“Modern Learning: A Decline in Stealing?,” by Peter Goldsbury


The Founder of aikido has been quoted as good-humouredly telling his deshi, “Don’t expect me to teach you. You must steal the techniques for yourselves.” The stealing of techniques, coupled with the relationship known as SHU-HA-RI, is sometimes regarded as the most traditional and appropriate method of learning in Japanese traditional arts. A double transformation takes place. There is a gradual transformation in the learning process, as the deshi in fact learns how to learn by stealing, and this is paralleled by the gradual transformation in the relationship between master and deshi. At the end of the process, the deshi has mastered the kata as the master has presented them, has understood the principles underlying the kata, but also gone beyond the master’s kata and created something of his own. In the case of Japanese traditional arts, the vehicle of this double transformation, the expedient means, is regular training or practice.

To what extent is the stealing of techniques coupled with the SHU-HA-RI relationship? In other words, is it necessary to steal because of what is being stolen, because the latter are techniques, presented as kata—and cannot be learned in any other way? Or, is the stealing necessary because of who they are being stolen from? A master accepts a deshi and the latter is offered a microscopic view of the master in daily pursuit of the art. In some sense formal teaching could never be a substitute for this, since a very close bond is formed between master and deshi and the latter comes to know the master so well that he learns things the master does not show, or is perhaps not even aware of. Thus the possibility of stealing appears to depend on the closeness of the relationship.

Recently, I was discussing these matters with a university colleague and he argued that it was difficult to apply the SHU-HA-RI model to teacher-pupil relationships in a university. The reason for this was not that there was no training based on kata, but that university students were never encouraged by their teachers to progress beyond the SHU stage. If they did progress, this was because they had found out for themselves how to do so: they had not learned it form their teachers.

National universities in Japan have recently become academic corporations and are being forced to respond to market forces. In addition to the sudden need for marketing strategies, a consequence of this need is that knowledge is being offered in an attractive package. Far from students having to petition a master to become deshi and steal his techniques, the doors are left wide open with the goods to be stolen attractively packaged and left in a visible place, labeled “Steal These”, or, more commonly, “Please help yourself to these if you want them”. However, even in this case, my colleague argued that students did not take advantage of these attractive offers. In his opinion there was too much slavish imitation of the teacher at a surface level and very little encouragement even to think of thieving.
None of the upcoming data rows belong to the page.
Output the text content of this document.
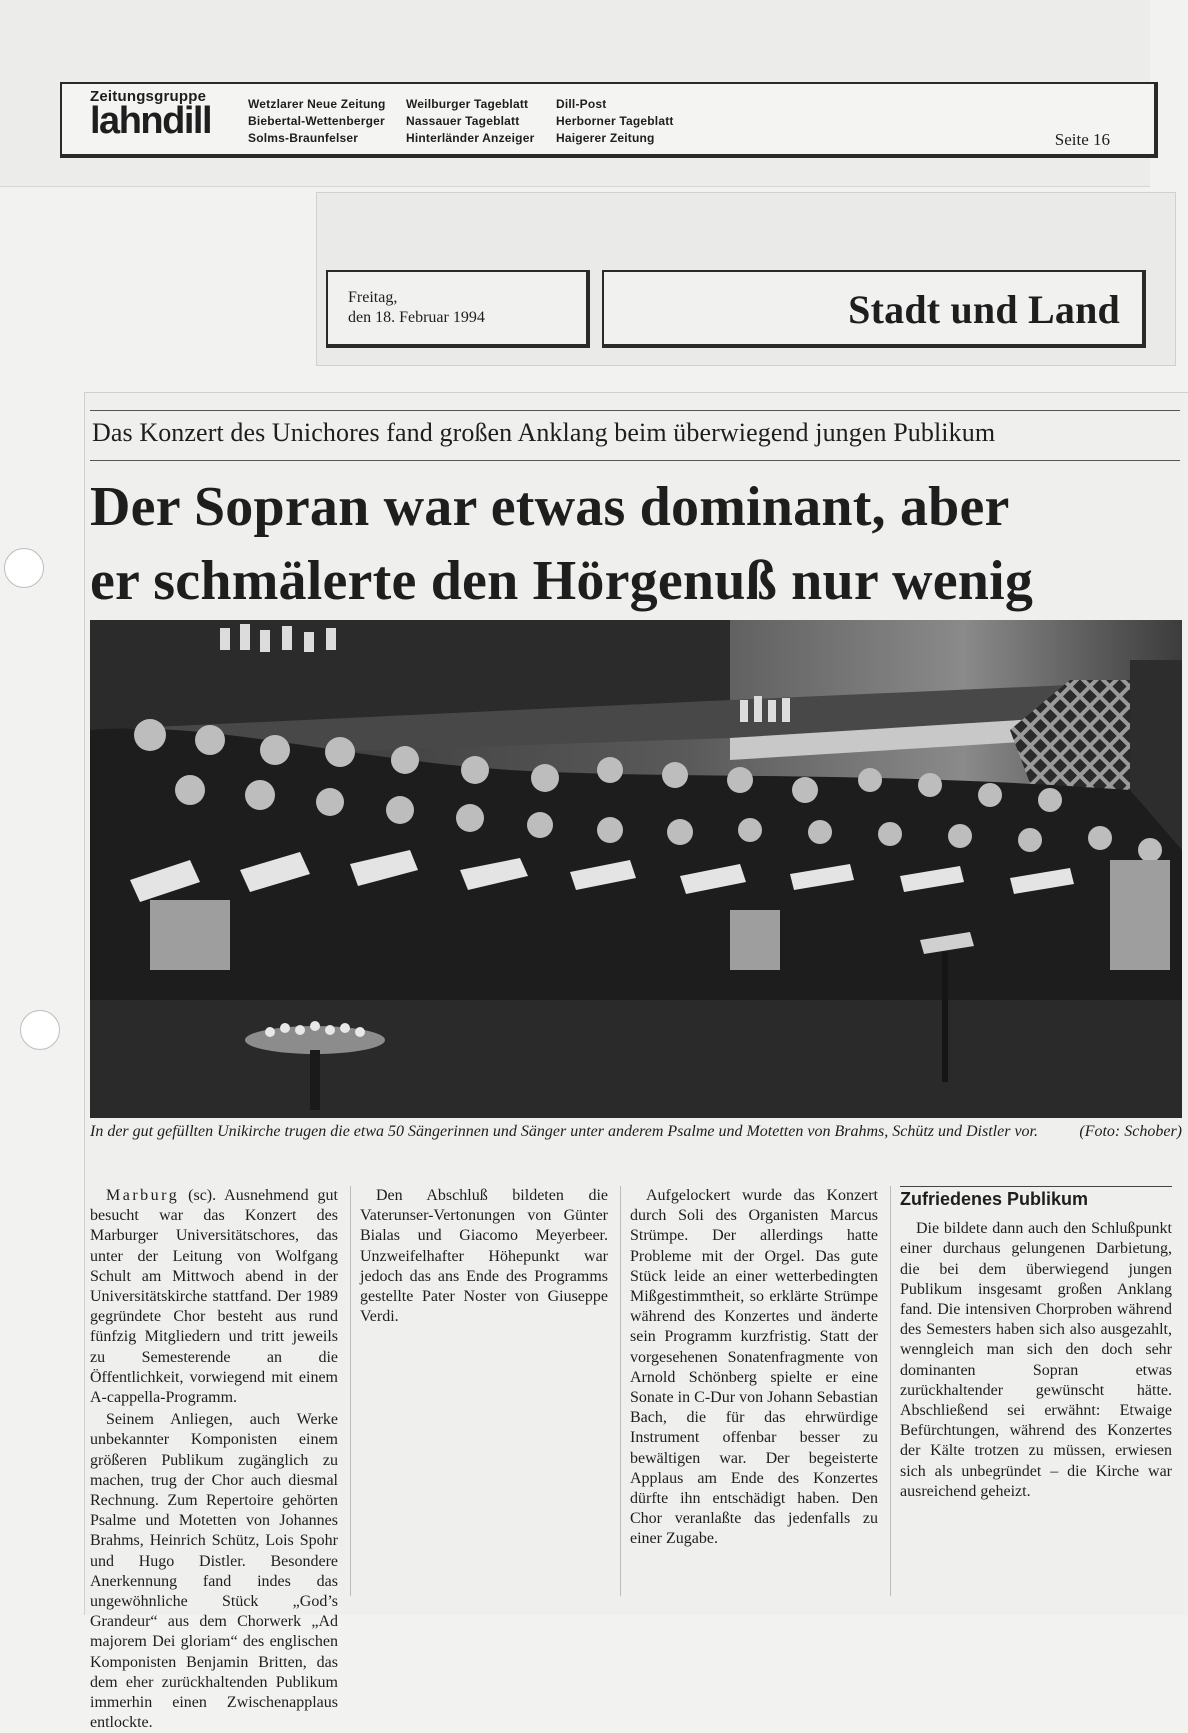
Zeitungsgruppe
lahndill	Wetzlarer Neue Zeitung
Biebertal-Wettenberger
Solms-Braunfelser
Weilburger Tageblatt
Nassauer Tageblatt
Hinterländer Anzeiger
Dill-Post
Herborner Tageblatt
Haigerer Zeitung	Seite 16
Freitag,
den 18. Februar 1994	Stadt und Land
Das Konzert des Unichores fand großen Anklang beim überwiegend jungen Publikum
Der Sopran war etwas dominant, aber
er schmälerte den Hörgenuß nur wenig
In der gut gefüllten Unikirche trugen die etwa 50 Sängerinnen und Sänger unter anderem Psalme und Motetten von Brahms, Schütz und Distler vor.	(Foto: Schober)

Marburg (sc). Ausnehmend gut besucht war das Konzert des Marburger Universitätschores, das unter der Leitung von Wolfgang Schult am Mittwoch abend in der Universitätskirche stattfand. Der 1989 gegründete Chor besteht aus rund fünfzig Mitgliedern und tritt jeweils zu Semesterende an die Öffentlichkeit, vorwiegend mit einem A-cappella-Programm.

Seinem Anliegen, auch Werke unbekannter Komponisten einem größeren Publikum zugänglich zu machen, trug der Chor auch diesmal Rechnung. Zum Repertoire gehörten Psalme und Motetten von Johannes Brahms, Heinrich Schütz, Lois Spohr und Hugo Distler. Besondere Anerkennung fand indes das ungewöhnliche Stück „God’s Grandeur“ aus dem Chorwerk „Ad majorem Dei gloriam“ des englischen Komponisten Benjamin Britten, das dem eher zurückhaltenden Publikum immerhin einen Zwischenapplaus entlockte.

Den Abschluß bildeten die Vaterunser-Vertonungen von Günter Bialas und Giacomo Meyerbeer. Unzweifelhafter Höhepunkt war jedoch das ans Ende des Programms gestellte Pater Noster von Giuseppe Verdi.

Aufgelockert wurde das Konzert durch Soli des Organisten Marcus Strümpe. Der allerdings hatte Probleme mit der Orgel. Das gute Stück leide an einer wetterbedingten Mißgestimmtheit, so erklärte Strümpe während des Konzertes und änderte sein Programm kurzfristig. Statt der vorgesehenen Sonatenfragmente von Arnold Schönberg spielte er eine Sonate in C-Dur von Johann Sebastian Bach, die für das ehrwürdige Instrument offenbar besser zu bewältigen war. Der begeisterte Applaus am Ende des Konzertes dürfte ihn entschädigt haben. Den Chor veranlaßte das jedenfalls zu einer Zugabe.

Zufriedenes Publikum

Die bildete dann auch den Schlußpunkt einer durchaus gelungenen Darbietung, die bei dem überwiegend jungen Publikum insgesamt großen Anklang fand. Die intensiven Chorproben während des Semesters haben sich also ausgezahlt, wenngleich man sich den doch sehr dominanten Sopran etwas zurückhaltender gewünscht hätte. Abschließend sei erwähnt: Etwaige Befürchtungen, während des Konzertes der Kälte trotzen zu müssen, erwiesen sich als unbegründet – die Kirche war ausreichend geheizt.
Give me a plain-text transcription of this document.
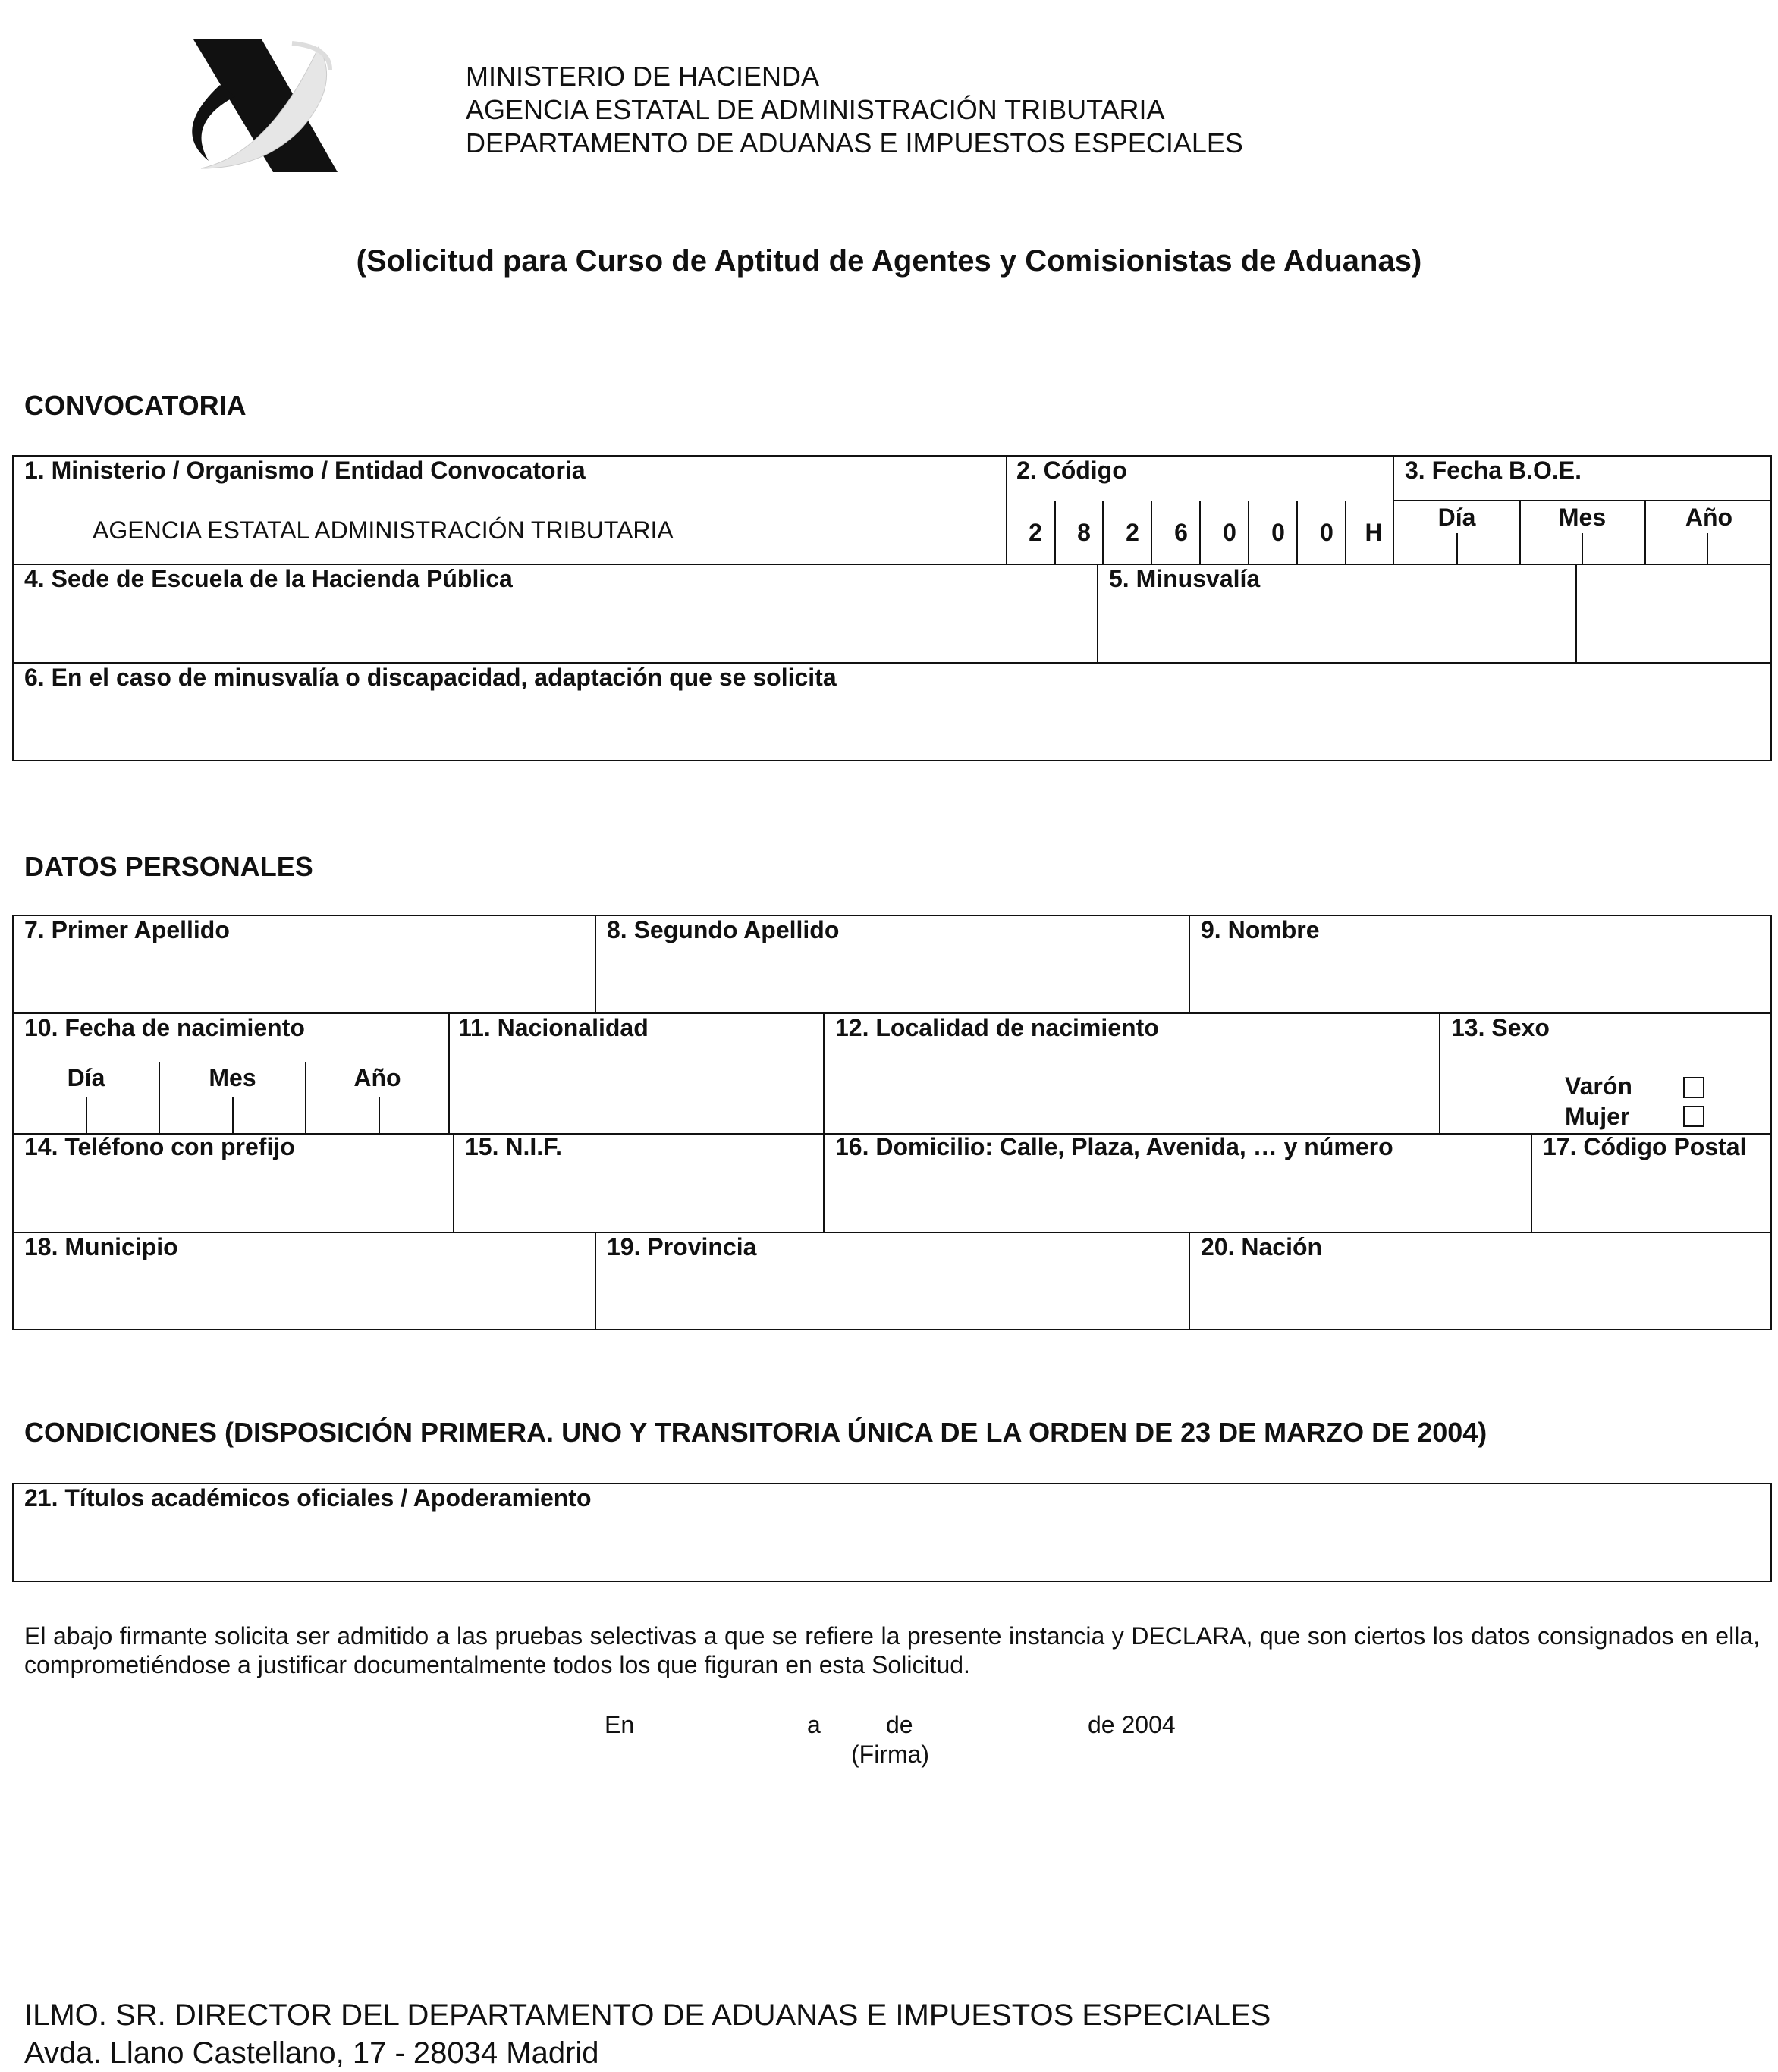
MINISTERIO DE HACIENDA
AGENCIA ESTATAL DE ADMINISTRACIÓN TRIBUTARIA
DEPARTAMENTO DE ADUANAS E IMPUESTOS ESPECIALES
(Solicitud para Curso de Aptitud de Agentes y Comisionistas de Aduanas)
CONVOCATORIA
1. Ministerio / Organismo / Entidad Convocatoria
AGENCIA ESTATAL ADMINISTRACIÓN TRIBUTARIA
2. Código
2	8	2	6	0	0	0	H
3. Fecha B.O.E.
Día	Mes	Año
4. Sede de Escuela de la Hacienda Pública	5. Minusvalía
6. En el caso de minusvalía o discapacidad, adaptación que se solicita
DATOS PERSONALES
7. Primer Apellido	8. Segundo Apellido	9. Nombre
10. Fecha de nacimiento
Día	Mes	Año
11. Nacionalidad	12. Localidad de nacimiento	13. Sexo
Varón
Mujer
14. Teléfono con prefijo	15. N.I.F.	16. Domicilio: Calle, Plaza, Avenida, … y número	17. Código Postal
18. Municipio	19. Provincia	20. Nación
CONDICIONES (DISPOSICIÓN PRIMERA. UNO Y TRANSITORIA ÚNICA DE LA ORDEN DE 23 DE MARZO DE 2004)
21. Títulos académicos oficiales / Apoderamiento
El abajo firmante solicita ser admitido a las pruebas selectivas a que se refiere la presente instancia y DECLARA, que son ciertos los datos consignados en ella, comprometiéndose a justificar documentalmente todos los que figuran en esta Solicitud.
En	a	de	de 2004
(Firma)
ILMO. SR. DIRECTOR DEL DEPARTAMENTO DE ADUANAS E IMPUESTOS ESPECIALES
Avda. Llano Castellano, 17 - 28034 Madrid
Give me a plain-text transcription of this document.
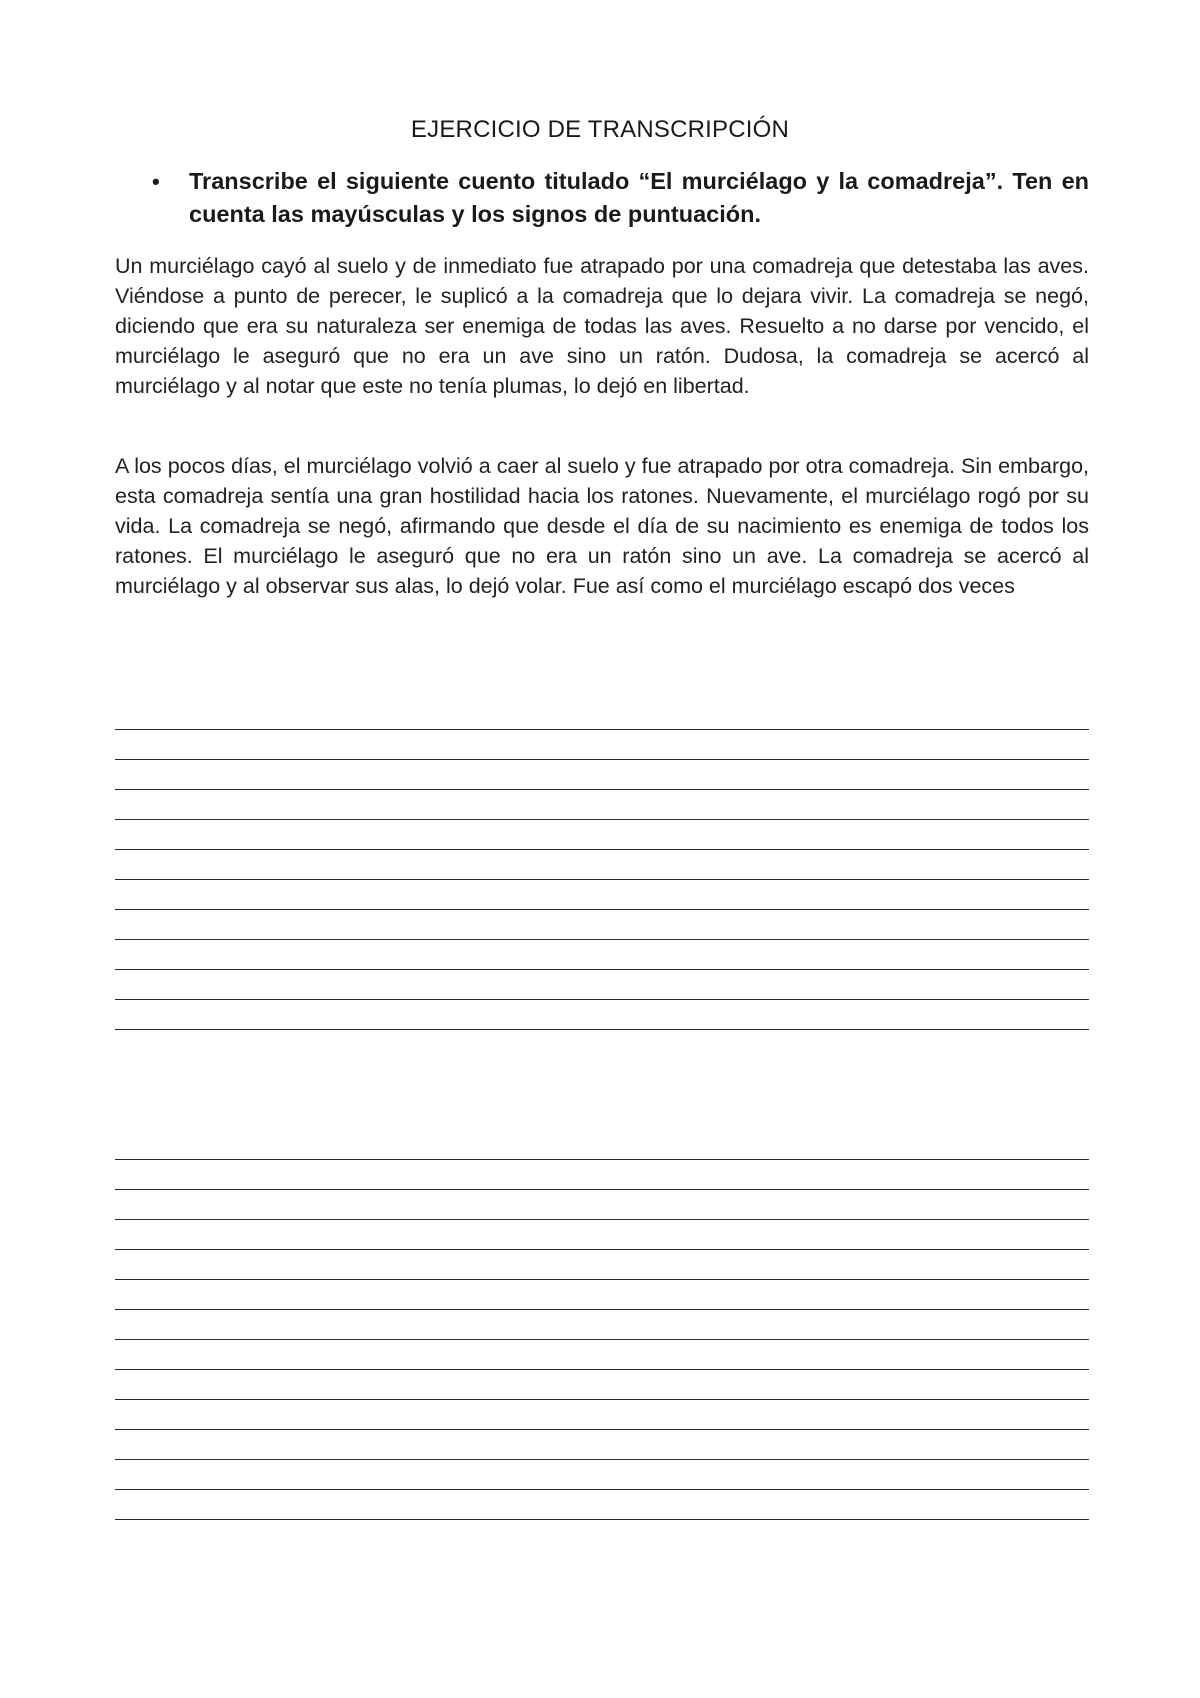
EJERCICIO DE TRANSCRIPCIÓN
• Transcribe el siguiente cuento titulado “El murciélago y la comadreja”. Ten en cuenta las mayúsculas y los signos de puntuación.

Un murciélago cayó al suelo y de inmediato fue atrapado por una comadreja que detestaba las aves. Viéndose a punto de perecer, le suplicó a la comadreja que lo dejara vivir. La comadreja se negó, diciendo que era su naturaleza ser enemiga de todas las aves. Resuelto a no darse por vencido, el murciélago le aseguró que no era un ave sino un ratón. Dudosa, la comadreja se acercó al murciélago y al notar que este no tenía plumas, lo dejó en libertad.

A los pocos días, el murciélago volvió a caer al suelo y fue atrapado por otra comadreja. Sin embargo, esta comadreja sentía una gran hostilidad hacia los ratones. Nuevamente, el murciélago rogó por su vida. La comadreja se negó, afirmando que desde el día de su nacimiento es enemiga de todos los ratones. El murciélago le aseguró que no era un ratón sino un ave. La comadreja se acercó al murciélago y al observar sus alas, lo dejó volar. Fue así como el murciélago escapó dos veces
There are two issues here that will be considered further in later columns. One is whether, like academic institutions, dojos and martial arts organizations have an economic dimension that fundamentally affects the way the art is practiced. The other issue is whether one can draw a clear distinction in a budo like aikido between stealing techniques from a master and finding out for oneself: in other words the issue is to what extent the training has to be ‘teacher-centered’.

3 comments

  • Peter,
    Many thanks.This article immediately got my attention as some of the best questions asked about the art. As one still learning, I enjoy being reminded of the most salient aspects. Need as opposed to want will determine the extent one will seek in order to find. In today’s cozy suburban world (some of it anyway) this means the seeker, unless living close to a war zone, needs to be self-driven from within to want answers and make the effort to attain them in living skill.

    The power of self-determination obviates being spoon fed and led to god-knows-where.

    The ability to “steal” is the ability to notice and noticing is not only 99% of “ki” or the zanshin that precedes nagare but also one of the main keys to both enlightenment and natural survival.

    In hunter-gatherer/feudal societies people had a vested interest in noticing/stealing because it meant life! They could not afford to become consumer dull so they steal their skilled elders’ techniques of survival. And if attentive some may go to improve them as well. It’s more than just osmosis, but a real spiritual transmission, which if missed due to lack of attention and receptivity, will shorten the life of the complacent ones in the many variable of natural survival. Having witnessed this playing itself out over the years it translates to the Budo of survivability.

    I’m looking forward keenly to your next instalment.

    Thanks again,

    Nev

  • Related to the way we learn, steal, and advance our art is the concept of seeking a coach.

    Have you seen this article? http://www.newyorker.com/reporting/2011/10/03/111003fa_fact_gawande
    (The URL above should take you to an article by Atul Gawande entitled: “Personal Best: Top Athletes and Singers Have Coaches. Should You?”

    Do you think other black belts might benefit from reading it?

    Should we seek out an observer or coach when called upon to instruct a class or teach what we know? Or must we wait for the student to ‘steal’ insight?